1. Reallocate Funding to Synthetic T&E Infrastructure

Current acquisition budgets heavily favor platform procurement. Leadership must direct significant, sustained funding toward the development of enterprise-wide digital twins, realistic synthetic data generators, and joint simulation frameworks (analogous to the Naval Autonomous Test System and VISTA X-62A capabilities). Autonomous systems cannot mature without the capacity to conduct millions of daily reinforcement learning iterations in high-fidelity, adversarial digital environments.

2. Demand Distributed Systems Architectures for Swarms

Acquisition executives must refine their demand signals to industry. Solicitations for drone swarms must explicitly require cloud-independent, distributed systems architectures capable of localized consensus building. Procuring vast quantities of remotely piloted drones and categorizing them as a “swarm” dilutes the capability and perpetuates vulnerabilities associated with centralized single points of failure.

3. Accelerate the Transition to Continuous Authority to Operate (cATO)

The traditional Authorization to Operate (ATO) process is incompatible with the operational tempo required for AI software updates. Leadership must support the DoD CIO’s efforts to implement cATO frameworks across all autonomous systems program offices. Cultivating mature DevSecOps software factories allows for the continuous, secure deployment of refined algorithms directly to the tactical edge without bureaucratic delay.

4. Evolve Safety Review Board (SRB) Methodologies

SRBs must be given the doctrinal authority and the technical tools to evaluate non-deterministic systems. Leadership should issue guidance formally recognizing that legacy Level of Rigor (LOR) standards are insufficient for machine learning. SRBs must shift toward evaluating statistical confidence limits, implementing deterministic checkpoints, and enforcing human override mechanisms, acknowledging that some level of residual uncertainty is inherent to AI.

5. Adopt the AI Readiness Framework (AIRL)

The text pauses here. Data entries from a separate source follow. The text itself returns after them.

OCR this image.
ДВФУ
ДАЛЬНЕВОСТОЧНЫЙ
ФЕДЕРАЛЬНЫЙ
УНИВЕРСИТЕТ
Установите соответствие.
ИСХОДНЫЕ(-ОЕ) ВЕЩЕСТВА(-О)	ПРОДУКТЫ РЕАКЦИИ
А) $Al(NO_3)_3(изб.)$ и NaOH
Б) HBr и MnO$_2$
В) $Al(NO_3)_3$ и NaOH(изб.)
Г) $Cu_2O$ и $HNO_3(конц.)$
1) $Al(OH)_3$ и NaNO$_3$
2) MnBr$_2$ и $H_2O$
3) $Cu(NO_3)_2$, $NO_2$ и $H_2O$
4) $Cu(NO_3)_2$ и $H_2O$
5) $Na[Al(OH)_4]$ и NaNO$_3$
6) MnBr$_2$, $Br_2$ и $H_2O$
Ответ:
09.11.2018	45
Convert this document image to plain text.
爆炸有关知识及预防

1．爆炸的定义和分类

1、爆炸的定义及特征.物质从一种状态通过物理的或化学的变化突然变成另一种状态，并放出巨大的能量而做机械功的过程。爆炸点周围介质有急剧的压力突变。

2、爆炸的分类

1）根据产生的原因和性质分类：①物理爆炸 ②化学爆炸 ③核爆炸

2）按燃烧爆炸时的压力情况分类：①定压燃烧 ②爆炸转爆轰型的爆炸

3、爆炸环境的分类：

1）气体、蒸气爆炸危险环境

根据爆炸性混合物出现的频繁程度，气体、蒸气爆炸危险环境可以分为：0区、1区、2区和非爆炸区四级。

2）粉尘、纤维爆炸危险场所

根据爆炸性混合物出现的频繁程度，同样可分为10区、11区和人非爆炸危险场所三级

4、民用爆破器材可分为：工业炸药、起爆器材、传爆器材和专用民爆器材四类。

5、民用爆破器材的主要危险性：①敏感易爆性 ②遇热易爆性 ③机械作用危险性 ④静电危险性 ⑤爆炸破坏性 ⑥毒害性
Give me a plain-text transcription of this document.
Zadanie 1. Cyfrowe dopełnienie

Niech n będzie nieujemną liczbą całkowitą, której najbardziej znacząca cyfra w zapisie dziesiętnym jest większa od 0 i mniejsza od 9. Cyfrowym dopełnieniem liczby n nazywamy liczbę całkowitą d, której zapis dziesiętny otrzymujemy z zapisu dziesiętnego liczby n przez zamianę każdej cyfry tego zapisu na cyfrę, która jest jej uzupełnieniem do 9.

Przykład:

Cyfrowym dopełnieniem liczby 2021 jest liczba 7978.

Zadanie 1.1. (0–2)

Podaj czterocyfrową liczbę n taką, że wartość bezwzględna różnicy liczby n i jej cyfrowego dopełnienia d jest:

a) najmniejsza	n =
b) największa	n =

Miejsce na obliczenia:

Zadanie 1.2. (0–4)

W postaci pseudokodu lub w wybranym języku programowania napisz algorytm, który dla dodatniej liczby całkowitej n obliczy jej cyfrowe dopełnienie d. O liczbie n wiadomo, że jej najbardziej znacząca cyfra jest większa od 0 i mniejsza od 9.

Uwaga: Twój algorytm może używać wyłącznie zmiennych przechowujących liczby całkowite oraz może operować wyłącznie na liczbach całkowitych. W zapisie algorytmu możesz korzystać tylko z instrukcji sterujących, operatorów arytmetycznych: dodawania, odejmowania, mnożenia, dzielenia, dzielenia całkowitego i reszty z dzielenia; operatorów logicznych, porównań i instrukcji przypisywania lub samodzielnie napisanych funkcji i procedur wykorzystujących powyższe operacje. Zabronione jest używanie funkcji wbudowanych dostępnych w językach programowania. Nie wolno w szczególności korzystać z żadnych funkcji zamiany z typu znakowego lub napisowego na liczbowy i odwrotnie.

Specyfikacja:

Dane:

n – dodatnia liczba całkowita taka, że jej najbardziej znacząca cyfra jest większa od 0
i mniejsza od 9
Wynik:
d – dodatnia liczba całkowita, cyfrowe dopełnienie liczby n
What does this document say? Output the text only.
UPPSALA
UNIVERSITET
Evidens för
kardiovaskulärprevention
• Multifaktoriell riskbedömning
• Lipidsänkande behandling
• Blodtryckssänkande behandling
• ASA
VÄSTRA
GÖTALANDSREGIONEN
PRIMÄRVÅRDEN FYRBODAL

The DoD should formally expand its acquisition taxonomy by integrating AI Readiness Levels alongside traditional Technology Readiness Levels. By establishing distinct, enforceable metrics for Data Readiness Levels (DRL) and Human Readiness Levels (HRL), decision-makers will gain an accurate, comprehensive assessment of an autonomous system’s true combat readiness, ensuring that human commanders can trust the tools they deploy.

The successful deployment of autonomous military systems hinges not on the physical sophistication of the drone itself, but on the rigor, scale, and agility of the digital systems used to test, evaluate, and certify it. Modernizing the TEVV enterprise is the indispensable prerequisite for maintaining technological overmatch in future conflicts.